I also react poorly to opioids. With my second child, things progressed too quickly for any type of pain relief. With my third, I went straight for the epidural, and that was by far the most comfortable experience.
posted by snickerdoodle at 7:37 PM on May 16, 2018

Fentanyl is a synthetic opiate and so has a slightly different side effect profile than morphine or codeine, so if you have the option you could try that instead. I think it's also more common to use in epidurals than morphine.
posted by The Elusive Architeuthis at 7:59 PM on May 16, 2018 [1 favorite]

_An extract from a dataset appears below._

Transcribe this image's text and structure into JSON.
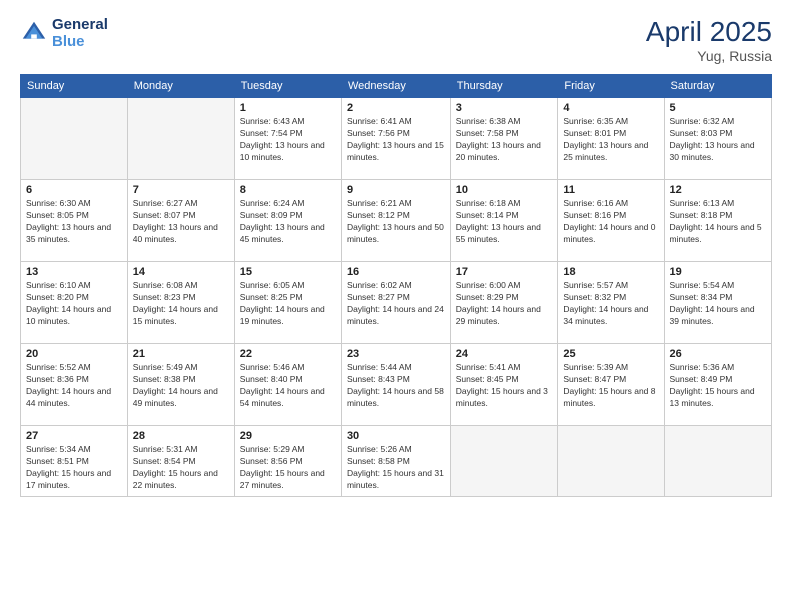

My mother and sister have had bad reactions to opioids and a doctor told us it was described as "opiate (opioid) naive." In case you're looking for a descriptor that might help.
posted by CiaoMela at 6:52 AM on May 17, 2018

Tramadol is another synthetic pseudo-opioid that some people find has a different side-effect profile. Makes some super itchy, though.
posted by fiercecupcake at 7:22 AM on May 17, 2018

I've only taken opioids orally, but they make me pukey and suuuuper headachey and head-heavy. When i was pregnant i was told that sometimes its better when they are not taken orally (i.e. epidural) because then it's not going through your GI system, but i never had the opportunity to find out because once i was in enough pain to go to the hospital it was too late and i had a drive trough delivery.

This is all to say maybe you can try sticking to non-opioid pain relief prior to your epidural and specify you want an epidural as soon as can be done in labor.
posted by WeekendJen at 9:23 AM on May 17, 2018

You don't...actually have to use any painkillers at all in labor if you don't want to? Your second labor is statistically likely to be much quicker than your first. Many second-time moms don't have time for an epidural even if they really want one. For my second kid I didn't use any painkillers at all except for a couple Tylenol in the aftermath.